October 19, 2024

cjstudents

News for criminal justice students

West Side Rag » Why Do People With Dangerous, Untreated Mental Illness End Up Back on the Street?

[ad_1]

Posted on February 8, 2022 at 9:25 am by West Side Rag

Photograph by s_falkow.

By Andrea Flink

UWS resident Michelle Go was shoved off a subway platform to her death last month by a man previously convicted of violent crimes, repeatedly hospitalized for psychiatric issues, and declared incompetent to stand trial due to mental illness in 2019.

In December, 2021, another man reportedly with a slew of prior arrests and a history of mental illness, allegedly brutally assaulted two women on the Upper West Side, yet was freed again without bail.

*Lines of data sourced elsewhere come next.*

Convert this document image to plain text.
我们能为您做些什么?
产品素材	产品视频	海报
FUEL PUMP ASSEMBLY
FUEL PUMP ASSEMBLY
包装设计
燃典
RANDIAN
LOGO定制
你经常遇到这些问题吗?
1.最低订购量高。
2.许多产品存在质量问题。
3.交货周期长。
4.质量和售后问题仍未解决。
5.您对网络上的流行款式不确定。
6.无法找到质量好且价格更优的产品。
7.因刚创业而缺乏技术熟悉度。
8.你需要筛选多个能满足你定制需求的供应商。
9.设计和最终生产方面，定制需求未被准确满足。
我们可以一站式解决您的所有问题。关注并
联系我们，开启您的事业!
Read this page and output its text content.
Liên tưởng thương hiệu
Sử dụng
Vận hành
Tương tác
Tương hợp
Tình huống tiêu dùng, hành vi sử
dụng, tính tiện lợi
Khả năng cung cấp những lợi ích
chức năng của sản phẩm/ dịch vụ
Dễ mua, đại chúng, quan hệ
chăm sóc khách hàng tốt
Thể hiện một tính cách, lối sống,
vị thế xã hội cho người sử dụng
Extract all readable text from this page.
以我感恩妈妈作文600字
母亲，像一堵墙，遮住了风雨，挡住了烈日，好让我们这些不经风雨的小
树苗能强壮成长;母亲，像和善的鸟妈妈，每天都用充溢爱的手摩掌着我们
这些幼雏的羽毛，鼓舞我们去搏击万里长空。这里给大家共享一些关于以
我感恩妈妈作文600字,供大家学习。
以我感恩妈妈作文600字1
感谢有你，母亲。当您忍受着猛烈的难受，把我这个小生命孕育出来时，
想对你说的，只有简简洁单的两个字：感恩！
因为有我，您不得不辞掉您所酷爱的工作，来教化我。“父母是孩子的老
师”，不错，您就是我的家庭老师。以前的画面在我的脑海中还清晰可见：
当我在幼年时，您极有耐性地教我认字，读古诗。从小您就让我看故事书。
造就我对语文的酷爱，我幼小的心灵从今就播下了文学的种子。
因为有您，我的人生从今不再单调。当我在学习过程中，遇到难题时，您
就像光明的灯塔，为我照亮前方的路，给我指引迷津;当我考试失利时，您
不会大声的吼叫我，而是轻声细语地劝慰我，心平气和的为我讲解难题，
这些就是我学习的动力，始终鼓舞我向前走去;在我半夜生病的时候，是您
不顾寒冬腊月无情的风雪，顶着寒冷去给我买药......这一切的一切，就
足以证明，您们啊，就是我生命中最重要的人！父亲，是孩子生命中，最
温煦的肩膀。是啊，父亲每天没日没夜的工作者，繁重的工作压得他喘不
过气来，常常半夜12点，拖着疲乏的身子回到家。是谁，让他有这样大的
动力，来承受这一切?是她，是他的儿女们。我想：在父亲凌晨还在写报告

What is wrong with our justice system that allows people who are dangerous to themselves or others back on the street where they could inflict further injuries or death? More importantly, how can we fix it?

Efforts have been made. The heartbreaking irony of Michelle Go’s death is that, more than two decades ago, another young woman named Kendra Webdale was shoved to her death off a subway platform by a man with untreated schizophrenia in a tragically similar homicide, leading New York State to enact Kendra’s Law with the goal of avoiding similar incidents.

Kendra’s Law established a system of “Assisted Outpatient Treatment” (AOT), which is court-ordered and mandatory, and intended for people who have had repeated hospitalizations or violent episodes and are unlikely to voluntarily adhere to treatment and live safely in the community without supervision.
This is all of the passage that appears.